While many states have done this in part in response to cuts in government funding, North Carolina is not one of these. This is contrary to the myth that has been created. The truth is based on a troubling detail some would willingly sweep aside: Facts. Some individual campuses have seen cuts in funding, but this has been more than offset by increases in funding for others. The University system as a whole, contrary to what is repeatedly claimed and indeed screamed, has actually seen an increase in funding from the state. The UNC General Administration staff prepared and presented to the BOG a five year history of funding from the 2009-2010 to the 2013-2014 academic years. It actually shows a small increase during that time period. It also shows that the oft repeated claim that the General Assembly gave UNC a more than $400 million cut in 2011 is a complete fabrication. I attach a copy of that document for your reference. Please see page 2 for a summary of the appropriations in total and by campus (without hospitals for obvious reasons) for those years. Moreover, the most recent session of the General Assembly increased the UNC budget by $99 million and proposed almost $1 billion in capital spending increases through the bond package.

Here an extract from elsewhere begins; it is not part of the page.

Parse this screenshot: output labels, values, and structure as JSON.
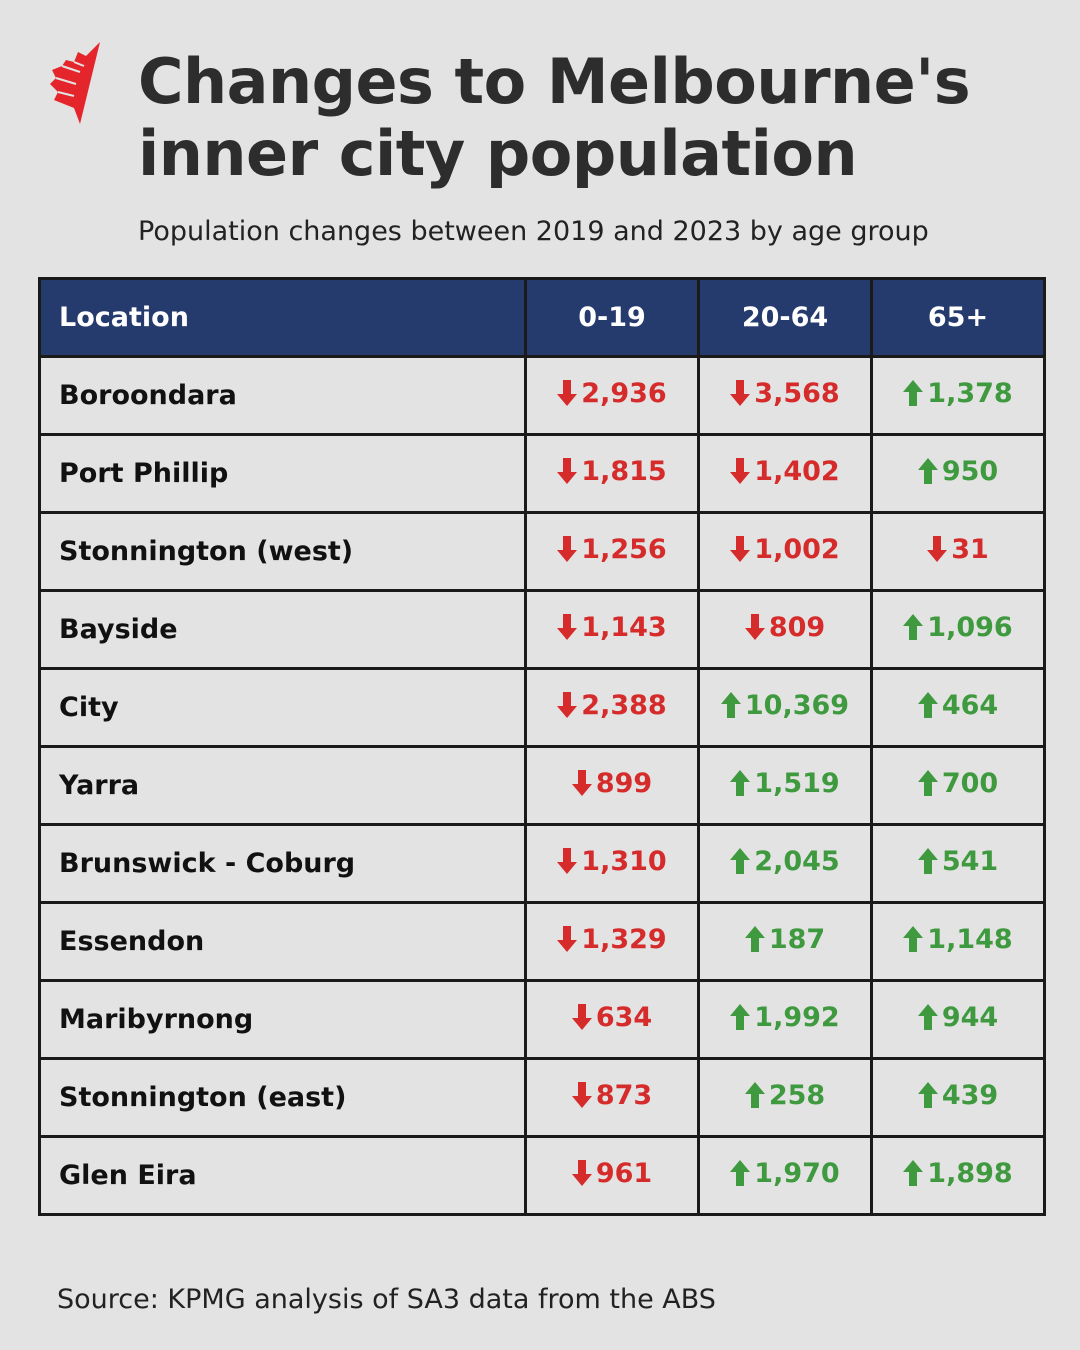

Another often repeated complete untruth is that "cuts have been offset by increased enrollment which led to increased tuition receipts". Our University has not seen an increase in enrollment. In fact, it has seen a small decline in total enrollment with a small increase in full time equivalent enrollment. The real headline is enrollment has been essentially flat. Some campuses are up and others down, but the total student population has been essentially flat. The enrollment numbers during the same five year period as reported to us by the UNC General Administration were:
Fall Total Enrollment 2009 = 223,280 2010= 222,675 (2009 -2010 average = 222,978) 2014 = 222,913
Fall FTE Enrollment 2009 = 200,675 2010 = 202,095 (2009-2010 average = 201,385) 2014 = 203,392
These true facts are why North Carolina ranks between 3rd and 5th best in the nation in minimizing cuts to higher education. However, in the interest of some conception of "the greater good" many in academia and the media have decided to sacrifice truth to the desired story line, even when they have to fabricate it. It is up to you to decide whether you are one of those.